Kalabalık gittik. İki ayrı grup şeklideydik. İki farklı düşünce iklimi vardı. İki farklı İslam misyonu. Biz tefekkür ettik onlar turisttiler… Hiçbir araya gelmedik. Ayrı gezdik. Diğer grubun misyonun Endülüs’ün son yıllarını temsil eder gibiydi. Her şeyleri vardı ama imanları zayıflamış, ahlaki zafiyetleri büyümüş! 

***
Uçağımız Malaga’ya inmişti. Burada deniz kenarında dört yıldızlı bir otelde kaldık. Paskalya günleri olduğu için açık bir alış veriş yeri yoktu. Olsa da yabancıydık etrafa. İlk şokumuz su ihtiyacımız oldu. Musluk suyunu tavsiye etmediler. Yüksek ücretler karşılığında lokanta da su içmek zorunda kaldık. Su her yerde parayla satılan büyük bir nimetti. Sonraları bir market keşfettik ve ucuz suya ulaşabildik. 

İlk ziyaretimiz Granada şehri oldu. Burada Elhamra sarayını görecektik. Rehber sarayın gezilmesinin nerdeyse üç saati bulacağını ve öğleden sonra randevu alındığını söylediğinde şaşırmıştım.
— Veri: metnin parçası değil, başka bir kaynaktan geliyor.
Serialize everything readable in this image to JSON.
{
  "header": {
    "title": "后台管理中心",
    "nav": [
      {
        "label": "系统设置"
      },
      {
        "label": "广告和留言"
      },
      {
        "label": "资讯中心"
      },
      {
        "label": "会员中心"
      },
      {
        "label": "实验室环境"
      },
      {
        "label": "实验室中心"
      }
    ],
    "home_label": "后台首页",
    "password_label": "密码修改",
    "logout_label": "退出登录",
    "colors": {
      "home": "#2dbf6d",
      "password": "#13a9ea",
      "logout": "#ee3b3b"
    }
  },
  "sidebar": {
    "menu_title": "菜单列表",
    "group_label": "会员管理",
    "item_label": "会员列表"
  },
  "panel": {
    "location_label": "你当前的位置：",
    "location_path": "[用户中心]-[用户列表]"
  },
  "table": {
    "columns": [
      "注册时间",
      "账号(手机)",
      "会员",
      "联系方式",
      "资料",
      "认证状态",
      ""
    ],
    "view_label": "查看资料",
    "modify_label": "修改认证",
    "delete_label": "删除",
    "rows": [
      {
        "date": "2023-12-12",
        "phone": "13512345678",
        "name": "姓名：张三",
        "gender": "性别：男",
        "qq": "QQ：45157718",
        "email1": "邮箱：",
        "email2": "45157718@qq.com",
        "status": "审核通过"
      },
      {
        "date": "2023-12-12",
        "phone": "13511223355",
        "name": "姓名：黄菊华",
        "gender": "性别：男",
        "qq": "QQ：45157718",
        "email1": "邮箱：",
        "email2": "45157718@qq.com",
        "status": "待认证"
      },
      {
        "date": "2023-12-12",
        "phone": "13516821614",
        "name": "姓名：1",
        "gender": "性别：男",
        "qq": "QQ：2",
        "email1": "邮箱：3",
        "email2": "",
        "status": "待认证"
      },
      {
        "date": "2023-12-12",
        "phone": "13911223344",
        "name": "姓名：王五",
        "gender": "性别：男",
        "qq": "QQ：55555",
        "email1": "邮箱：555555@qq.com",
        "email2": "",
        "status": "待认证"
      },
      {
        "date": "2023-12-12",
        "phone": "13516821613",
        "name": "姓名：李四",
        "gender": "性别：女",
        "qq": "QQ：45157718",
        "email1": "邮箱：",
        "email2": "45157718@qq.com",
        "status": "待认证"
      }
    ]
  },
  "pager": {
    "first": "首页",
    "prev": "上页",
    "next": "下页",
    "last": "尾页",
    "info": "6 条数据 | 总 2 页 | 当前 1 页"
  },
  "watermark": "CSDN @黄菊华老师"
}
Çok ziyaret edilen bir yermiş. Sarayın kapısında bir bina vardı. Bu binada şehir teslim alınırken esirlerin ellerinin bağlandığı demirler monte edilmişti. Burayı ele geçiren Kirli İsabel, ne kadar esir aldıysa onların zincirlerini böyle asacağına sarayı ele geçirmeden önce söz vermiş etrafındakilere ve sözünde de durmuş!

Resim
Halkalar esir kişilerin ellerinde alınmış.

Sarayın önü gerçekten çok kalabalıktı Bir süre dinlendikten sonra, uzaktan duyulabilecek kulaklıklar verildi bize. Buradaki tüm turist grupları bu tarz ile içeriye giriyorlardı. Gruplar otuzar kişi şeklinde olacakmış. Bu yüzden grubumuz ikiye bölündü ve iletişim bu kulaklıklarla sağlandı. Rehberin her anlattığını duyabiliyorduk böylece. İçeri girdiğimizde yeşilin sunduğu mimari ile yapılmış kapılardan geçtik. 

Resim
Elhamra sarayı girişi

Osmanlı’da olduğu gibi divanlar, haremler, avlular sıralanıyordu. Endülüs mimarisinde su akmalıydı. İslam’da yaşamının devam ettiğini bu sembolize ediyordu ve ırmak gibi akması gerektiğini vurguluyordu bu akışlarda. Bu nedenle havuzlardan akan su olukları yapmışlardı. Havuzlardan fıskiyelerin yapılması Hıristiyanlık medeniyetine aitmiş. 

Resim
Elhamra sarayından bir görünüş

Duvarlar, öylesine işlenmişti ki, şaşırdım. Oyalanmıştı sanki! Kim bilir kaç ay sürmüştü bu işçilik ve sabırlı çalışma. 

Resim
Her yerde Yusuf süresinde geçen “La Galibe illallah - Allah’tan başka galip yok!” yazısı vardı. İspanyollar bu şahane sanata ve oya işçiliğine dokunmamışlar. Orijinal haliyle duruyordu.

Resim
La Galibe İllallah yazısı.

Geçiş yerlerinde bir buçuk metre ara ile sütunlar ve avluya bakan kısımda havuz ve yeşillikler, öyle dinlendirici idi. Bir vadiyi andıran sarayda, vadinin bir tarafı kışlık saray, diğer kısmı da yazlık saray şeklinde inşa edilmişti. 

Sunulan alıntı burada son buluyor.